Some notes on Flickr data migration
I decided to stop renewing my subscription with Flickr recently to create some incentive for me to self-host my photos and integrate them more closely here. Before my subscription lapsed, I requested an archive of all of my Flickr data, and now I am finally getting around to working with the data.
When you download your Flickr data it includes JSON files named like photo_50626142.json
and JPEG files named like young-mimes_50626142_o.jpg
and the name of the JPEG is not in the JSON data.
You can generate it, probably, using the name and ID but I’m not sure what the rules are for turning the name field into the snake-case form.

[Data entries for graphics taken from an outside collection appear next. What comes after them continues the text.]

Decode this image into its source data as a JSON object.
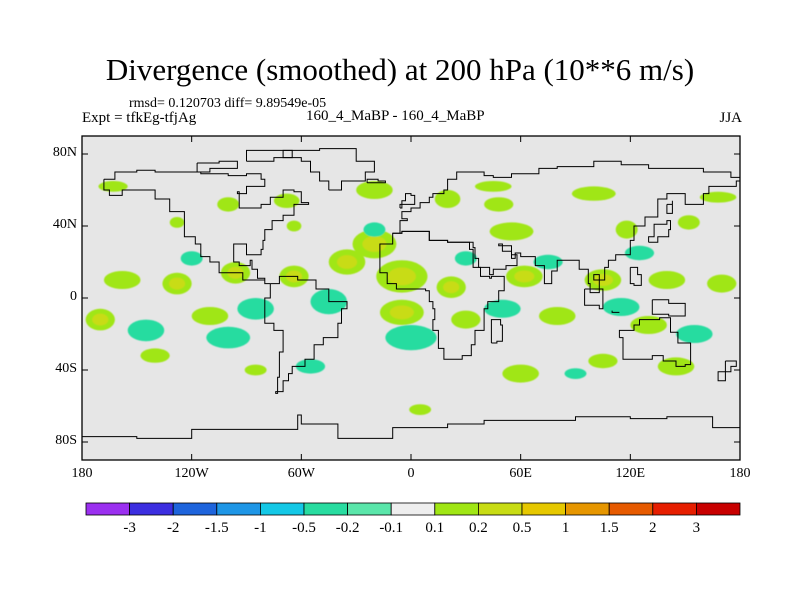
{
  "title": "Divergence (smoothed) at 200 hPa (10**6 m/s)",
  "stats": "rmsd= 0.120703 diff= 9.89549e-05",
  "expt": "Expt = tfkEg-tfjAg",
  "center_label": "160_4_MaBP - 160_4_MaBP",
  "season": "JJA",
  "map": {
    "lat_ticks": [
      "80N",
      "40N",
      "0",
      "40S",
      "80S"
    ],
    "lon_ticks": [
      "180",
      "120W",
      "60W",
      "0",
      "60E",
      "120E",
      "180"
    ],
    "lat_values": [
      80,
      40,
      0,
      -40,
      -80
    ],
    "lon_values": [
      -180,
      -120,
      -60,
      0,
      60,
      120,
      180
    ],
    "lat_range": [
      -90,
      90
    ],
    "lon_range": [
      -180,
      180
    ],
    "background_color": "#e6e6e6"
  },
  "colorbar": {
    "labels": [
      "-3",
      "-2",
      "-1.5",
      "-1",
      "-0.5",
      "-0.2",
      "-0.1",
      "0.1",
      "0.2",
      "0.5",
      "1",
      "1.5",
      "2",
      "3"
    ],
    "colors": [
      "#9b30f0",
      "#3c2ee0",
      "#1e64dc",
      "#1e96e6",
      "#14c8e6",
      "#28dca0",
      "#5ae6aa",
      "#eeeeee",
      "#a0e614",
      "#c8dc14",
      "#e6c800",
      "#e69600",
      "#e65a00",
      "#e61e00",
      "#c80000"
    ]
  },
  "divergence_blobs": [
    {
      "lon": -163,
      "lat": 62,
      "rx": 8,
      "ry": 3,
      "v": 0.3
    },
    {
      "lon": -100,
      "lat": 52,
      "rx": 6,
      "ry": 4,
      "v": 0.3
    },
    {
      "lon": -68,
      "lat": 54,
      "rx": 7,
      "ry": 4,
      "v": 0.3
    },
    {
      "lon": -20,
      "lat": 60,
      "rx": 10,
      "ry": 5,
      "v": 0.3
    },
    {
      "lon": 20,
      "lat": 55,
      "rx": 7,
      "ry": 5,
      "v": 0.3
    },
    {
      "lon": 48,
      "lat": 52,
      "rx": 8,
      "ry": 4,
      "v": 0.3
    },
    {
      "lon": 100,
      "lat": 58,
      "rx": 12,
      "ry": 4,
      "v": 0.3
    },
    {
      "lon": 168,
      "lat": 56,
      "rx": 10,
      "ry": 3,
      "v": 0.3
    },
    {
      "lon": 45,
      "lat": 62,
      "rx": 10,
      "ry": 3,
      "v": 0.3
    },
    {
      "lon": -128,
      "lat": 42,
      "rx": 4,
      "ry": 3,
      "v": 0.3
    },
    {
      "lon": -64,
      "lat": 40,
      "rx": 4,
      "ry": 3,
      "v": 0.3
    },
    {
      "lon": -20,
      "lat": 30,
      "rx": 12,
      "ry": 8,
      "v": 0.6
    },
    {
      "lon": 55,
      "lat": 37,
      "rx": 12,
      "ry": 5,
      "v": 0.3
    },
    {
      "lon": 118,
      "lat": 38,
      "rx": 6,
      "ry": 5,
      "v": 0.3
    },
    {
      "lon": 152,
      "lat": 42,
      "rx": 6,
      "ry": 4,
      "v": 0.3
    },
    {
      "lon": -158,
      "lat": 10,
      "rx": 10,
      "ry": 5,
      "v": 0.3
    },
    {
      "lon": -128,
      "lat": 8,
      "rx": 8,
      "ry": 6,
      "v": 0.6
    },
    {
      "lon": -96,
      "lat": 14,
      "rx": 8,
      "ry": 6,
      "v": 0.6
    },
    {
      "lon": -64,
      "lat": 12,
      "rx": 8,
      "ry": 6,
      "v": 0.6
    },
    {
      "lon": -35,
      "lat": 20,
      "rx": 10,
      "ry": 7,
      "v": 0.6
    },
    {
      "lon": -5,
      "lat": 12,
      "rx": 14,
      "ry": 9,
      "v": 0.6
    },
    {
      "lon": 22,
      "lat": 6,
      "rx": 8,
      "ry": 6,
      "v": 0.6
    },
    {
      "lon": 62,
      "lat": 12,
      "rx": 10,
      "ry": 6,
      "v": 0.6
    },
    {
      "lon": 105,
      "lat": 10,
      "rx": 10,
      "ry": 6,
      "v": 0.6
    },
    {
      "lon": 140,
      "lat": 10,
      "rx": 10,
      "ry": 5,
      "v": 0.3
    },
    {
      "lon": 170,
      "lat": 8,
      "rx": 8,
      "ry": 5,
      "v": 0.3
    },
    {
      "lon": -5,
      "lat": -8,
      "rx": 12,
      "ry": 7,
      "v": 0.6
    },
    {
      "lon": 30,
      "lat": -12,
      "rx": 8,
      "ry": 5,
      "v": 0.3
    },
    {
      "lon": 80,
      "lat": -10,
      "rx": 10,
      "ry": 5,
      "v": 0.3
    },
    {
      "lon": 130,
      "lat": -15,
      "rx": 10,
      "ry": 5,
      "v": 0.3
    },
    {
      "lon": -170,
      "lat": -12,
      "rx": 8,
      "ry": 6,
      "v": 0.6
    },
    {
      "lon": -110,
      "lat": -10,
      "rx": 10,
      "ry": 5,
      "v": 0.3
    },
    {
      "lon": 60,
      "lat": -42,
      "rx": 10,
      "ry": 5,
      "v": 0.3
    },
    {
      "lon": 105,
      "lat": -35,
      "rx": 8,
      "ry": 4,
      "v": 0.3
    },
    {
      "lon": 145,
      "lat": -38,
      "rx": 10,
      "ry": 5,
      "v": 0.3
    },
    {
      "lon": 5,
      "lat": -62,
      "rx": 6,
      "ry": 3,
      "v": 0.3
    },
    {
      "lon": -85,
      "lat": -40,
      "rx": 6,
      "ry": 3,
      "v": 0.3
    },
    {
      "lon": -140,
      "lat": -32,
      "rx": 8,
      "ry": 4,
      "v": 0.3
    },
    {
      "lon": -45,
      "lat": -2,
      "rx": 10,
      "ry": 7,
      "v": -0.3
    },
    {
      "lon": -85,
      "lat": -6,
      "rx": 10,
      "ry": 6,
      "v": -0.3
    },
    {
      "lon": -145,
      "lat": -18,
      "rx": 10,
      "ry": 6,
      "v": -0.3
    },
    {
      "lon": -100,
      "lat": -22,
      "rx": 12,
      "ry": 6,
      "v": -0.3
    },
    {
      "lon": 0,
      "lat": -22,
      "rx": 14,
      "ry": 7,
      "v": -0.3
    },
    {
      "lon": 50,
      "lat": -6,
      "rx": 10,
      "ry": 5,
      "v": -0.3
    },
    {
      "lon": 115,
      "lat": -5,
      "rx": 10,
      "ry": 5,
      "v": -0.3
    },
    {
      "lon": 155,
      "lat": -20,
      "rx": 10,
      "ry": 5,
      "v": -0.3
    },
    {
      "lon": -120,
      "lat": 22,
      "rx": 6,
      "ry": 4,
      "v": -0.3
    },
    {
      "lon": -20,
      "lat": 38,
      "rx": 6,
      "ry": 4,
      "v": -0.3
    },
    {
      "lon": 30,
      "lat": 22,
      "rx": 6,
      "ry": 4,
      "v": -0.3
    },
    {
      "lon": 75,
      "lat": 20,
      "rx": 8,
      "ry": 4,
      "v": -0.3
    },
    {
      "lon": 125,
      "lat": 25,
      "rx": 8,
      "ry": 4,
      "v": -0.3
    },
    {
      "lon": -55,
      "lat": -38,
      "rx": 8,
      "ry": 4,
      "v": -0.3
    },
    {
      "lon": 90,
      "lat": -42,
      "rx": 6,
      "ry": 3,
      "v": -0.3
    }
  ],
  "coastlines": [
    [
      [
        -168,
        66
      ],
      [
        -162,
        70
      ],
      [
        -150,
        71
      ],
      [
        -140,
        70
      ],
      [
        -128,
        70
      ],
      [
        -115,
        69
      ],
      [
        -100,
        68
      ],
      [
        -90,
        69
      ],
      [
        -82,
        66
      ],
      [
        -80,
        62
      ],
      [
        -90,
        58
      ],
      [
        -95,
        59
      ],
      [
        -94,
        50
      ],
      [
        -82,
        52
      ],
      [
        -77,
        56
      ],
      [
        -70,
        60
      ],
      [
        -64,
        59
      ],
      [
        -60,
        53
      ],
      [
        -56,
        52
      ],
      [
        -64,
        46
      ],
      [
        -70,
        43
      ],
      [
        -76,
        38
      ],
      [
        -80,
        32
      ],
      [
        -81,
        27
      ],
      [
        -82,
        24
      ],
      [
        -90,
        30
      ],
      [
        -97,
        27
      ],
      [
        -97,
        20
      ],
      [
        -94,
        18
      ],
      [
        -88,
        21
      ],
      [
        -87,
        16
      ],
      [
        -84,
        11
      ],
      [
        -80,
        8
      ],
      [
        -77,
        8
      ],
      [
        -80,
        10
      ],
      [
        -85,
        10
      ],
      [
        -92,
        14
      ],
      [
        -105,
        20
      ],
      [
        -110,
        23
      ],
      [
        -115,
        30
      ],
      [
        -118,
        34
      ],
      [
        -124,
        40
      ],
      [
        -124,
        48
      ],
      [
        -132,
        55
      ],
      [
        -140,
        60
      ],
      [
        -150,
        60
      ],
      [
        -158,
        57
      ],
      [
        -165,
        60
      ],
      [
        -168,
        66
      ]
    ],
    [
      [
        -77,
        8
      ],
      [
        -72,
        12
      ],
      [
        -62,
        10
      ],
      [
        -52,
        5
      ],
      [
        -45,
        -2
      ],
      [
        -35,
        -6
      ],
      [
        -38,
        -14
      ],
      [
        -40,
        -22
      ],
      [
        -48,
        -26
      ],
      [
        -53,
        -34
      ],
      [
        -58,
        -38
      ],
      [
        -65,
        -42
      ],
      [
        -67,
        -46
      ],
      [
        -70,
        -52
      ],
      [
        -74,
        -53
      ],
      [
        -73,
        -44
      ],
      [
        -72,
        -30
      ],
      [
        -70,
        -18
      ],
      [
        -75,
        -14
      ],
      [
        -80,
        -6
      ],
      [
        -80,
        0
      ],
      [
        -77,
        8
      ]
    ],
    [
      [
        -10,
        36
      ],
      [
        -6,
        43
      ],
      [
        -2,
        44
      ],
      [
        -5,
        48
      ],
      [
        0,
        50
      ],
      [
        5,
        53
      ],
      [
        10,
        56
      ],
      [
        12,
        58
      ],
      [
        18,
        60
      ],
      [
        20,
        66
      ],
      [
        25,
        70
      ],
      [
        40,
        68
      ],
      [
        45,
        67
      ],
      [
        55,
        69
      ],
      [
        70,
        72
      ],
      [
        80,
        73
      ],
      [
        100,
        76
      ],
      [
        115,
        74
      ],
      [
        130,
        72
      ],
      [
        145,
        72
      ],
      [
        160,
        70
      ],
      [
        175,
        67
      ],
      [
        180,
        65
      ],
      [
        178,
        62
      ],
      [
        163,
        58
      ],
      [
        160,
        52
      ],
      [
        150,
        58
      ],
      [
        140,
        55
      ],
      [
        135,
        45
      ],
      [
        128,
        40
      ],
      [
        122,
        38
      ],
      [
        122,
        32
      ],
      [
        120,
        24
      ],
      [
        112,
        21
      ],
      [
        108,
        17
      ],
      [
        106,
        10
      ],
      [
        100,
        13
      ],
      [
        103,
        3
      ],
      [
        98,
        8
      ],
      [
        97,
        16
      ],
      [
        92,
        21
      ],
      [
        87,
        21
      ],
      [
        80,
        15
      ],
      [
        77,
        8
      ],
      [
        73,
        18
      ],
      [
        68,
        23
      ],
      [
        60,
        25
      ],
      [
        57,
        22
      ],
      [
        55,
        26
      ],
      [
        50,
        30
      ],
      [
        48,
        29
      ],
      [
        55,
        24
      ],
      [
        58,
        18
      ],
      [
        52,
        16
      ],
      [
        45,
        13
      ],
      [
        43,
        17
      ],
      [
        37,
        22
      ],
      [
        35,
        28
      ],
      [
        34,
        31
      ],
      [
        30,
        31
      ],
      [
        20,
        32
      ],
      [
        10,
        37
      ],
      [
        -5,
        36
      ],
      [
        -10,
        36
      ]
    ],
    [
      [
        -17,
        21
      ],
      [
        -17,
        14
      ],
      [
        -13,
        8
      ],
      [
        -8,
        5
      ],
      [
        0,
        5
      ],
      [
        8,
        4
      ],
      [
        10,
        -2
      ],
      [
        12,
        -6
      ],
      [
        13,
        -12
      ],
      [
        12,
        -18
      ],
      [
        15,
        -28
      ],
      [
        18,
        -34
      ],
      [
        23,
        -34
      ],
      [
        28,
        -32
      ],
      [
        33,
        -26
      ],
      [
        35,
        -18
      ],
      [
        40,
        -14
      ],
      [
        40,
        -6
      ],
      [
        42,
        -2
      ],
      [
        48,
        4
      ],
      [
        51,
        12
      ],
      [
        44,
        11
      ],
      [
        43,
        12
      ],
      [
        38,
        17
      ],
      [
        34,
        27
      ],
      [
        32,
        31
      ],
      [
        20,
        32
      ],
      [
        10,
        37
      ],
      [
        -5,
        36
      ],
      [
        -10,
        30
      ],
      [
        -17,
        21
      ]
    ],
    [
      [
        114,
        -22
      ],
      [
        116,
        -34
      ],
      [
        123,
        -34
      ],
      [
        132,
        -32
      ],
      [
        138,
        -35
      ],
      [
        145,
        -38
      ],
      [
        150,
        -37
      ],
      [
        153,
        -30
      ],
      [
        153,
        -25
      ],
      [
        146,
        -19
      ],
      [
        142,
        -11
      ],
      [
        136,
        -12
      ],
      [
        130,
        -12
      ],
      [
        125,
        -15
      ],
      [
        122,
        -18
      ],
      [
        114,
        -22
      ]
    ],
    [
      [
        -45,
        60
      ],
      [
        -38,
        65
      ],
      [
        -25,
        70
      ],
      [
        -20,
        76
      ],
      [
        -30,
        83
      ],
      [
        -50,
        82
      ],
      [
        -62,
        82
      ],
      [
        -70,
        78
      ],
      [
        -60,
        76
      ],
      [
        -55,
        70
      ],
      [
        -50,
        65
      ],
      [
        -45,
        60
      ]
    ],
    [
      [
        44,
        -25
      ],
      [
        47,
        -24
      ],
      [
        50,
        -15
      ],
      [
        49,
        -12
      ],
      [
        44,
        -17
      ],
      [
        44,
        -25
      ]
    ],
    [
      [
        -6,
        50
      ],
      [
        -5,
        54
      ],
      [
        -3,
        58
      ],
      [
        0,
        57
      ],
      [
        2,
        52
      ],
      [
        -6,
        50
      ]
    ],
    [
      [
        -24,
        64
      ],
      [
        -14,
        65
      ],
      [
        -18,
        66
      ],
      [
        -24,
        64
      ]
    ],
    [
      [
        130,
        31
      ],
      [
        135,
        34
      ],
      [
        141,
        38
      ],
      [
        142,
        43
      ],
      [
        140,
        41
      ],
      [
        133,
        34
      ],
      [
        130,
        31
      ]
    ],
    [
      [
        95,
        5
      ],
      [
        105,
        -6
      ],
      [
        103,
        -4
      ],
      [
        95,
        5
      ]
    ],
    [
      [
        110,
        -8
      ],
      [
        114,
        -8
      ],
      [
        110,
        -7
      ],
      [
        110,
        -8
      ]
    ],
    [
      [
        132,
        -1
      ],
      [
        141,
        -3
      ],
      [
        150,
        -10
      ],
      [
        141,
        -9
      ],
      [
        132,
        -1
      ]
    ],
    [
      [
        172,
        -35
      ],
      [
        178,
        -38
      ],
      [
        175,
        -41
      ],
      [
        168,
        -46
      ],
      [
        172,
        -35
      ]
    ],
    [
      [
        -180,
        -77
      ],
      [
        -150,
        -78
      ],
      [
        -120,
        -73
      ],
      [
        -90,
        -73
      ],
      [
        -62,
        -65
      ],
      [
        -60,
        -70
      ],
      [
        -40,
        -78
      ],
      [
        -10,
        -72
      ],
      [
        20,
        -70
      ],
      [
        40,
        -68
      ],
      [
        70,
        -68
      ],
      [
        90,
        -66
      ],
      [
        120,
        -67
      ],
      [
        140,
        -66
      ],
      [
        165,
        -72
      ],
      [
        180,
        -77
      ]
    ],
    [
      [
        -117,
        75
      ],
      [
        -105,
        76
      ],
      [
        -95,
        72
      ],
      [
        -110,
        70
      ],
      [
        -117,
        75
      ]
    ],
    [
      [
        -90,
        76
      ],
      [
        -75,
        78
      ],
      [
        -65,
        82
      ],
      [
        -85,
        82
      ],
      [
        -90,
        76
      ]
    ],
    [
      [
        140,
        52
      ],
      [
        143,
        54
      ],
      [
        143,
        47
      ],
      [
        140,
        52
      ]
    ],
    [
      [
        120,
        17
      ],
      [
        124,
        13
      ],
      [
        126,
        7
      ],
      [
        122,
        8
      ],
      [
        120,
        17
      ]
    ]
  ]
}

Except that images without a name have JPEG files named like 17483805680_f57f81feb5_o.jpg
. The id is at the beginning, the other bit is just random or something. (Looks like this is the same filename used for the original
URL in the JSON.)
The way to go seems to be just matching on the ID embedded in the filename. (That’s what the one other tool I’ve seen that uses the export data does.)
And when working through all of this, I found that I must have not downloaded one of the archive files from Flickr, because I was missing 83 JPEG files. I was able to use the JSON files to rescue them.
Now that I know that I actually have all of the data and all of the images are in a Backblaze B2 bucket fronted by Gumlet, the next step will be loading all of the relevant metadata into a database table and then wiring up some ways to browse the images here.